[SPARK-29574][K8S] Add SPARK_DIST_CLASSPATH to the executor class path

### What changes were proposed in this pull request? Include `$SPARK_DIST_CLASSPATH` in class path when launching `CoarseGrainedExecutorBackend` on Kubernetes executors using the provided `entrypoint.sh` ### Why are the changes needed? For user provided Hadoop, `$SPARK_DIST_CLASSPATH` contains the required jars. ### Does this PR introduce any user-facing change? no ### How was this patch tested? Kubernetes 1.14, Spark 2.4.4, Hadoop 3.2.1. Adding $SPARK_DIST_CLASSPATH to `-cp ` param of entrypoint.sh enables launching the executors correctly.
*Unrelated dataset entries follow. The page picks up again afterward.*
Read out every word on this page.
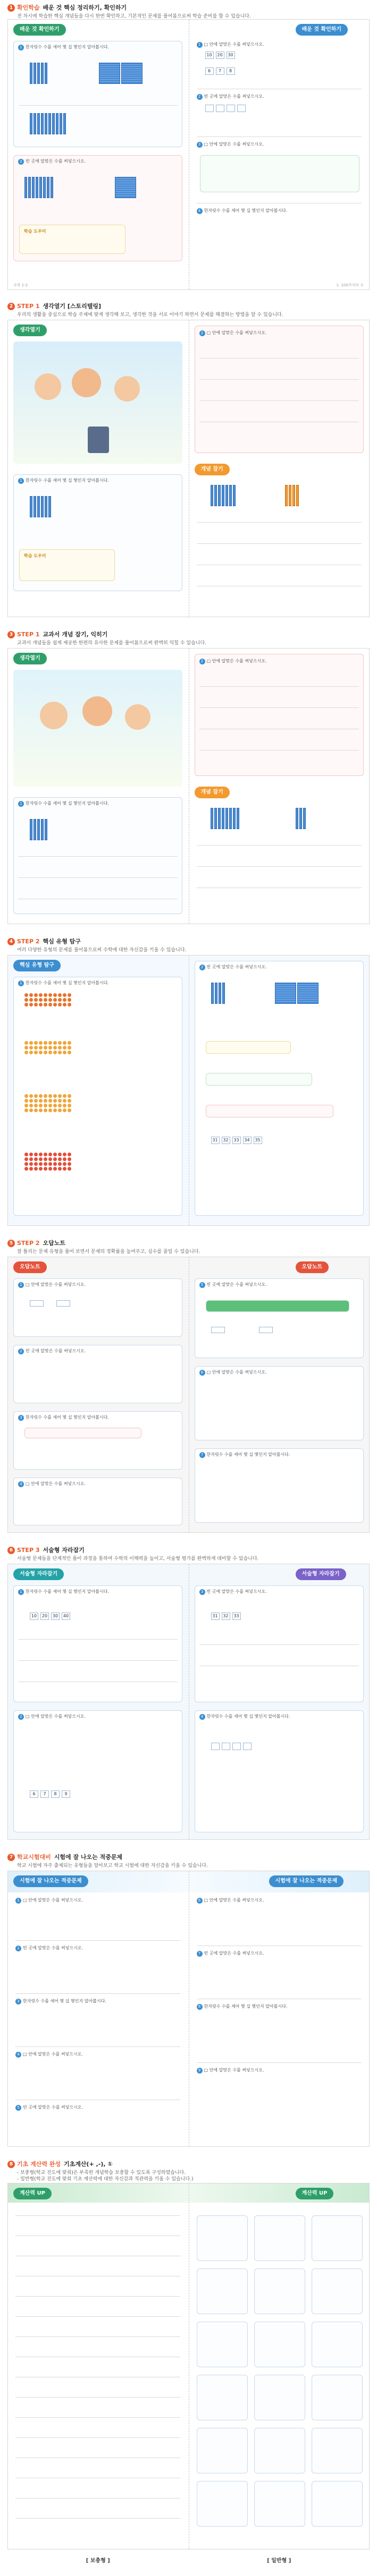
1 확인학습 배운 것 핵심 정리하기, 확인하기
전 차시에 학습한 핵심 개념들을 다시 한번 확인하고, 기본적인 문제를 풀어봄으로써 학습 준비를 할 수 있습니다.
배운 것 확인하기
1 한자릿수 수를 세어 몇 십 몇인지 알아봅시다.
2 빈 곳에 알맞은 수를 써넣으시오.
학습 도우미
수학 1-2
배운 것 확인하기
1 □ 안에 알맞은 수를 써넣으시오.
10	20	30
6	7	8
2 빈 곳에 알맞은 수를 써넣으시오.
3 □ 안에 알맞은 수를 써넣으시오.
4 한자릿수 수를 세어 몇 십 몇인지 알아봅시다.
1. 100까지의 수
2 STEP 1 생각열기 [스토리텔링]
우리의 생활을 중심으로 학습 주제에 맞게 생각해 보고, 생각한 것을 서로 이야기 하면서 문제를 해결하는 방법을 알 수 있습니다.
생각열기
1 한자릿수 수를 세어 몇 십 몇인지 알아봅시다.
학습 도우미
2 □ 안에 알맞은 수를 써넣으시오.
개념 잡기
3 STEP 1 교과서 개념 잡기, 익히기
교과서 개념들을 쉽게 제공한 한편의 유사한 문제를 풀어봄으로써 완벽히 익힐 수 있습니다.
생각열기
1 한자릿수 수를 세어 몇 십 몇인지 알아봅시다.
2 □ 안에 알맞은 수를 써넣으시오.
개념 잡기
4 STEP 2 핵심 유형 탐구
여러 다양한 유형의 문제를 풀어봄으로써 수학에 대한 자신감을 키울 수 있습니다.
핵심 유형 탐구
1 한자릿수 수를 세어 몇 십 몇인지 알아봅시다.
2 빈 곳에 알맞은 수를 써넣으시오.
31	32	33	34	35
5 STEP 2 오답노트
잘 틀리는 문제 유형을 풀어 보면서 문제의 정확률을 높여주고, 실수를 줄일 수 있습니다.
오답노트
1 □ 안에 알맞은 수를 써넣으시오.
2 빈 곳에 알맞은 수를 써넣으시오.
3 한자릿수 수를 세어 몇 십 몇인지 알아봅시다.
4 □ 안에 알맞은 수를 써넣으시오.
오답노트
5 빈 곳에 알맞은 수를 써넣으시오.
6 □ 안에 알맞은 수를 써넣으시오.
7 한자릿수 수를 세어 몇 십 몇인지 알아봅시다.
6 STEP 3 서술형 자라잡기
서술형 문제들을 단계적인 풀이 과정을 통하여 수학의 이해력을 높이고, 서술형 평가를 완벽하게 대비할 수 있습니다.
서술형 자라잡기
1 한자릿수 수를 세어 몇 십 몇인지 알아봅시다.
10	20	30	40
2 □ 안에 알맞은 수를 써넣으시오.
6	7	8	9
서술형 자라잡기
3 빈 곳에 알맞은 수를 써넣으시오.
31	32	33
4 한자릿수 수를 세어 몇 십 몇인지 알아봅시다.
7 학교시험대비 시험에 잘 나오는 적중문제
학교 시험에 자주 출제되는 유형들을 알아보고 학교 시험에 대한 자신감을 키울 수 있습니다.
시험에 잘 나오는 적중문제
1 □ 안에 알맞은 수를 써넣으시오.
2 빈 곳에 알맞은 수를 써넣으시오.
3 한자릿수 수를 세어 몇 십 몇인지 알아봅시다.
4 □ 안에 알맞은 수를 써넣으시오.
5 빈 곳에 알맞은 수를 써넣으시오.
시험에 잘 나오는 적중문제
6 □ 안에 알맞은 수를 써넣으시오.
7 빈 곳에 알맞은 수를 써넣으시오.
8 한자릿수 수를 세어 몇 십 몇인지 알아봅시다.
9 □ 안에 알맞은 수를 써넣으시오.
8 기초 계산력 완성 기초계산(+ ,-), ①
- 보충형(학교 진도에 맞춰)은 부족한 개념학습 보충할 수 있도록 구성하였습니다.
- 일반형(학교 진도에 맞춰 기초 계산력에 대한 자신감과 직관력을 키울 수 있습니다.)
계산력 UP	계산력 UP
[ 보충형 ]	[ 일반형 ]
Closes #26493 from sshakeri/master. Authored-by: Shahin Shakeri <shahin.shakeri@pwc.com> Signed-off-by: Marcelo Vanzin <vanzin@cloudera.com>
2019-12-16 10:11:50 -08:00 · 2019-12-16 10:11:50 -08:00 · b573f23ed1
parent 23b1312324
commit b573f23ed1
2 changed files with 29 additions and 1 deletions
--- a/docs/hadoop-provided.md
+++ b/docs/hadoop-provided.md
@ -39,3 +39,25 @@ export SPARK_DIST_CLASSPATH=$(/path/to/hadoop/bin/hadoop classpath)
 export SPARK_DIST_CLASSPATH=$(hadoop --config /path/to/configs classpath)

 {% endhighlight %}
+
+# Hadoop Free Build Setup for Spark on Kubernetes  
+To run the Hadoop free build of Spark on Kubernetes, the executor image must have the appropriate version of Hadoop binaries and the correct `SPARK_DIST_CLASSPATH` value set. See the example below for the relevant changes needed in the executor Dockerfile:
+
+{% highlight bash %}
+### Set environment variables in the executor dockerfile ###
+
+ENV SPARK_HOME="/opt/spark"  
+ENV HADOOP_HOME="/opt/hadoop"  
+ENV PATH="$SPARK_HOME/bin:$HADOOP_HOME/bin:$PATH"  
+...  
+
+#Copy your target hadoop binaries to the executor hadoop home   
+
+COPY /opt/hadoop3  $HADOOP_HOME  
+...
+
+#Copy and use the Spark provided entrypoint.sh. It sets your SPARK_DIST_CLASSPATH using the hadoop binary in $HADOOP_HOME and starts the executor. If you choose to customize the value of SPARK_DIST_CLASSPATH here, the value will be retained in entrypoint.sh
+
+ENTRYPOINT [ "/opt/entrypoint.sh" ]
+...  
+{% endhighlight %}
--- a/resource-managers/kubernetes/docker/src/main/dockerfiles/spark/entrypoint.sh
+++ b/resource-managers/kubernetes/docker/src/main/dockerfiles/spark/entrypoint.sh
@ -56,6 +56,12 @@ elif [ "$PYSPARK_MAJOR_PYTHON_VERSION" == "3" ]; then
    export PYSPARK_DRIVER_PYTHON="python3"
 fi

+# If HADOOP_HOME is set and SPARK_DIST_CLASSPATH is not set, set it here so Hadoop jars are available to the executor.
+# It does not set SPARK_DIST_CLASSPATH if already set, to avoid overriding customizations of this value from elsewhere e.g. Docker/K8s.
+if [ -n ${HADOOP_HOME}  ] && [ -z ${SPARK_DIST_CLASSPATH}  ]; then
+  export SPARK_DIST_CLASSPATH=$($HADOOP_HOME/bin/hadoop classpath)  
+fi
+
 if ! [ -z ${HADOOP_CONF_DIR+x} ]; then
  SPARK_CLASSPATH="$HADOOP_CONF_DIR:$SPARK_CLASSPATH";
 fi
@ -77,7 +83,7 @@ case "$1" in
      "${SPARK_EXECUTOR_JAVA_OPTS[@]}"
      -Xms$SPARK_EXECUTOR_MEMORY
      -Xmx$SPARK_EXECUTOR_MEMORY
-      -cp "$SPARK_CLASSPATH"
+      -cp "$SPARK_CLASSPATH:$SPARK_DIST_CLASSPATH"
      org.apache.spark.executor.CoarseGrainedExecutorBackend
      --driver-url $SPARK_DRIVER_URL
      --executor-id $SPARK_EXECUTOR_ID